The team has submitted a manuscript for journal publication describing their results with the first group of ALL patients.
T cells are white blood cells that can detect foreign or abnormal cells, including cancerous ones, and initiate a process that targets those abnormal cells for attack. But even when triggered, the natural immune response to a tumor is often neither strong nor persistent enough to overcome cancer cells. The T cells can become exhausted before all of the cancer is eliminated, and tumors can use a variety of techniques to evade them, including by usurping the normal checks and balances our immune system relies on to prevent overreactions. Engineering patients' T cells with CARs is one method researchers are testing to give the immune system the upper hand against the disease.
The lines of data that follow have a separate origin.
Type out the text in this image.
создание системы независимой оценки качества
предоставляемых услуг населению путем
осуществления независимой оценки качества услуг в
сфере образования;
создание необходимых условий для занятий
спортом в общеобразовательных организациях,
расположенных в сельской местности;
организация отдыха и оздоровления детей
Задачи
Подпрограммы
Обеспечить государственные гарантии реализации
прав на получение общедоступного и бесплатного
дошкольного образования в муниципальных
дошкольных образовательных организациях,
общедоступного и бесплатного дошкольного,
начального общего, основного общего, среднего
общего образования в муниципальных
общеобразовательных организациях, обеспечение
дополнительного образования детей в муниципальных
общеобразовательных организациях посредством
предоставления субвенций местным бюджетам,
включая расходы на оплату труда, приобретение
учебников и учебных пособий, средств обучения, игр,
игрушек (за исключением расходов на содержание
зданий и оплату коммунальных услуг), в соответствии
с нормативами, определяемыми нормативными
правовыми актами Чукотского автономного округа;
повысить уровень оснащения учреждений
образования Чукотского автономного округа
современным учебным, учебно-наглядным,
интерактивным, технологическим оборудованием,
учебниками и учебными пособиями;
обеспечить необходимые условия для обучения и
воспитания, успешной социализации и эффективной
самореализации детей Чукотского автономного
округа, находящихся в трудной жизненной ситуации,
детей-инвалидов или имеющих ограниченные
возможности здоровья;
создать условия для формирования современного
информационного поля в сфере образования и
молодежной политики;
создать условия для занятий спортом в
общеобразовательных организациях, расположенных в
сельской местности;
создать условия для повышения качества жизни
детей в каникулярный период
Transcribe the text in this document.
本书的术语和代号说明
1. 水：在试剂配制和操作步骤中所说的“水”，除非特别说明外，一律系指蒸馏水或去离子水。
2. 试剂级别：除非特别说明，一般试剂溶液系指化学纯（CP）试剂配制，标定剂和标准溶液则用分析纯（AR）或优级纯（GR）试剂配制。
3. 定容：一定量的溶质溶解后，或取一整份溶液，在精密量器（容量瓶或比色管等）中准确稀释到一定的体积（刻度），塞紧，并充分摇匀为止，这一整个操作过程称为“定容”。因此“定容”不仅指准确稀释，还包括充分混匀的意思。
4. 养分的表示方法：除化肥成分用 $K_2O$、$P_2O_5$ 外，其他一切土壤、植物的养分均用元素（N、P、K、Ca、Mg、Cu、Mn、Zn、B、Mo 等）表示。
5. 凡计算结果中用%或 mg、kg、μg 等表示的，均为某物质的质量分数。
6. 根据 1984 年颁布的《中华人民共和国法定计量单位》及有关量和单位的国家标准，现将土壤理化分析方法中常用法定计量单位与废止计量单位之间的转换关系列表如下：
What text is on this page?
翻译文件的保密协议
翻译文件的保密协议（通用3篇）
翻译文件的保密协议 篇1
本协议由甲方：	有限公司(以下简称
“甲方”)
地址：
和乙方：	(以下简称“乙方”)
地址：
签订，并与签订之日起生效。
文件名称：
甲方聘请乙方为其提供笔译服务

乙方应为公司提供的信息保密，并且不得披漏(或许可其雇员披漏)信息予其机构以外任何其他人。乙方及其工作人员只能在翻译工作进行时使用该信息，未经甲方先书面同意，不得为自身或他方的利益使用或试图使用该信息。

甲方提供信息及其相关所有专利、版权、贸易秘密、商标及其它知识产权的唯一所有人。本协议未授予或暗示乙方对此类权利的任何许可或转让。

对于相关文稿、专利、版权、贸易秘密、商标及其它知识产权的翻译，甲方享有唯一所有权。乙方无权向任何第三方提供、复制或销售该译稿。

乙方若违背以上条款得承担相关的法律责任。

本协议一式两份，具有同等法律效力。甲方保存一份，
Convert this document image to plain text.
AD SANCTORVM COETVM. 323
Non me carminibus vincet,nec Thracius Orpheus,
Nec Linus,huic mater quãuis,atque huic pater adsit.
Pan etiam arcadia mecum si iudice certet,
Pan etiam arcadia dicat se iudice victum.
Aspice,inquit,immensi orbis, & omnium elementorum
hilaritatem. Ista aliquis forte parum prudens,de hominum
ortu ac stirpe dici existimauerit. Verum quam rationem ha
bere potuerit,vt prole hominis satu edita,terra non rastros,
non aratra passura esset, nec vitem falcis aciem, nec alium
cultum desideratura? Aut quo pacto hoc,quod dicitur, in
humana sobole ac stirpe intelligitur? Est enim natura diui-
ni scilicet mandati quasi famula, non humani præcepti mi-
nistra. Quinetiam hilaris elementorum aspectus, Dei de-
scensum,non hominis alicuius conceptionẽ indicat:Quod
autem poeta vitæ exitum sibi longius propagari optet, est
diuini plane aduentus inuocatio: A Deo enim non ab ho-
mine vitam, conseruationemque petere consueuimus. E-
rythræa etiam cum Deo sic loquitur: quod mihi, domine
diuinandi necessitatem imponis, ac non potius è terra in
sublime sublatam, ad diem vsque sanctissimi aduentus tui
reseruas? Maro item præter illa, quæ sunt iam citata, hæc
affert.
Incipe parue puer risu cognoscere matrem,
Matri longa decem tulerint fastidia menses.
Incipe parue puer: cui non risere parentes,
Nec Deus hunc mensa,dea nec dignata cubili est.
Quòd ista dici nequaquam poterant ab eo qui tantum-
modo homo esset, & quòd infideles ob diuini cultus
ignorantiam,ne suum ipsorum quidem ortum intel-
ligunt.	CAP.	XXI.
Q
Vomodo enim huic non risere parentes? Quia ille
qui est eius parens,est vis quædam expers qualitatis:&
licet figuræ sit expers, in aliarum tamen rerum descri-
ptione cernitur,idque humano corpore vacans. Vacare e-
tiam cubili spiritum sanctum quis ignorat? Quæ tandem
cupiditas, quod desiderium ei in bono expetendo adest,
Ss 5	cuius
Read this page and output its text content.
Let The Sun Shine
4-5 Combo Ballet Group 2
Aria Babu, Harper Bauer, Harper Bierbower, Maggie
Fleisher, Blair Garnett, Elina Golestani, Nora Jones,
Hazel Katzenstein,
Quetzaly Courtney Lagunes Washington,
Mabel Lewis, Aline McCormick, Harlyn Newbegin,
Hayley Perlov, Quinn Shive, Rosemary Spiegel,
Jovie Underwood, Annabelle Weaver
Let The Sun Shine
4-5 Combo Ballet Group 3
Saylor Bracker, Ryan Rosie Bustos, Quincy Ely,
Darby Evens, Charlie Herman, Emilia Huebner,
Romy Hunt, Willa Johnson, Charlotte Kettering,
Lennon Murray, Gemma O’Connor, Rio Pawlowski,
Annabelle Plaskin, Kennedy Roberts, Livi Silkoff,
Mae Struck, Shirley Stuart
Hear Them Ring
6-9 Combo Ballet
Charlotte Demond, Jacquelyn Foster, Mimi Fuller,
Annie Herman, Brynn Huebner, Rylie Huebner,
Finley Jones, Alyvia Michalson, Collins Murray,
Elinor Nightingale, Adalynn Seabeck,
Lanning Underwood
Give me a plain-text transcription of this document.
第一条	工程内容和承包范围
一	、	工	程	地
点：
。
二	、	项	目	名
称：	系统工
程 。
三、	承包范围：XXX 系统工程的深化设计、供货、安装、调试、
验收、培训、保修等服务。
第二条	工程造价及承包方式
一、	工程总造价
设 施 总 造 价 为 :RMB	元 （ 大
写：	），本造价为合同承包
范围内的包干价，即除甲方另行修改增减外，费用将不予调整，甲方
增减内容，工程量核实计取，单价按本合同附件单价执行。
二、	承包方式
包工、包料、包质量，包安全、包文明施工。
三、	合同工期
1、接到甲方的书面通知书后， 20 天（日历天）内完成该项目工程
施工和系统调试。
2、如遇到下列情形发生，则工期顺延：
Riddell and his colleagues are constantly refining their process. They recently revised their CAR T-cell therapy protocols to try and make the approach more effective and reduce negative side effects, which can be severe and include neurological symptoms and "cytokine release syndrome," with fevers and drops in blood pressure. For example, among the ALL patients, the team found that giving the lowest doses of T cells to the patients with the highest tumor burdens reduced the risks of serious side effects. Before this risk-adapted dosing was implemented, seven patients with high tumor burdens required care in the intensive care unit for serious cytokine release syndrome; after incorporating the new dosing regimen, no high-burden patients needed ICU care.
Meanwhile, scientists in Riddell's lab and other labs at Fred Hutch are already developing the next generation of engineered T cells, which are expected to be safer and easier to design.
Hutch teams, as well as those at other centers, are also working to extend the successes seen so far in B-cell cancers to other common tumors, such as certain breast and lung cancers. While there are distinct challenges associated with targeting those types of disease compared to blood cancers, Riddell said he was optimistic that it would be possible to safely apply immunotherapies more broadly, so more patients can ultimately benefit.
The trial is funded by Juno Therapeutics, which was initially formed on technology from researchers at Fred Hutch, Memorial Sloan-Kettering Cancer Center and Seattle Children's Research Institute to commercialize promising immunotherapies.